The Federal Bureau of Investigation defines white collar crimes as financial crimes with fraud or deceit at their core. In other words, the term “white collar crime” refers to a whole category of crimes where someone fraudulently obtains the personal financial property of someone else for the purpose of enhancing his or her own financial position, or that of family members or friends, at the expense of the victim.
Specific white collar crimes for which you can face either state or federal charges include the following:
- Identity theft
- Money laundering
- Ponzi schemes
- Intellectual property theft
- Health care fraud
RICO crimes, i.e., those prosecuted under the Racketeer Influenced and Corrupt Organizations Act, and various types of mortgage and banking fraud constitute additional white collar crimes.
History of term
Edwin Sutherland, a prominent 20th century sociologist, first coined the term “white collar crime” during the 1930s.

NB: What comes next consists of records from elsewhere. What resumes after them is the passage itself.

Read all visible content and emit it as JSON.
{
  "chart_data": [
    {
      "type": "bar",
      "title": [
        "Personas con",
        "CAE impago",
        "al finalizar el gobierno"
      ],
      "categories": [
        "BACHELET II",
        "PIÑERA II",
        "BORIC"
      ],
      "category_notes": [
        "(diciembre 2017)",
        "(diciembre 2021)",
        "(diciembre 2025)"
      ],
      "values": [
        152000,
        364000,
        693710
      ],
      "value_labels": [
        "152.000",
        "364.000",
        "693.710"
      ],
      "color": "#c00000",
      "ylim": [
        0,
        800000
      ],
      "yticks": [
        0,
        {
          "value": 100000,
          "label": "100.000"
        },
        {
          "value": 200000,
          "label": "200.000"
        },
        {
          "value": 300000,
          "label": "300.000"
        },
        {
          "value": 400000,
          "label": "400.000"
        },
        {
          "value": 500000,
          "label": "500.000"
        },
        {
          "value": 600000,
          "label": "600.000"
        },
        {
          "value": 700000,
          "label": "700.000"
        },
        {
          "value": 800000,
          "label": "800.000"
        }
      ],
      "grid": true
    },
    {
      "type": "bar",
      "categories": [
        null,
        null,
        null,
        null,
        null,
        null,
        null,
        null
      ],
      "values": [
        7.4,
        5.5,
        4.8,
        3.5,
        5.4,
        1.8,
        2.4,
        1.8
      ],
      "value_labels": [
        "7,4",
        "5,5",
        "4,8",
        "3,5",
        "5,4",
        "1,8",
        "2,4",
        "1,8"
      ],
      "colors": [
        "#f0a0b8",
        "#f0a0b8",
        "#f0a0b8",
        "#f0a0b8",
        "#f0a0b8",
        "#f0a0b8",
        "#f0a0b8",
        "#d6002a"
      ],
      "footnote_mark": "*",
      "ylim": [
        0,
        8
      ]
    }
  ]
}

Per his definition, it consisted of a “crime committed by a person of respectability and high social status in the course of their occupation.”
Keep in mind that the term reflected the corporate dress code of the time. Top-level executives and stock brokers, those most likely to be in a position of trust on the part of their respective clients, invariably wore dark business suits and white shirts to work. Hence, “white collar.”
Regardless of the type of business garb you wear today, if charged with a white collar crime, you can expect to face several charges, not simply one. Why? Because prosecutors like to cover as many bases as possible when they charge you. Statistics show that if the jury acquits you of one charge, they may well convict you of one or more of the other charges.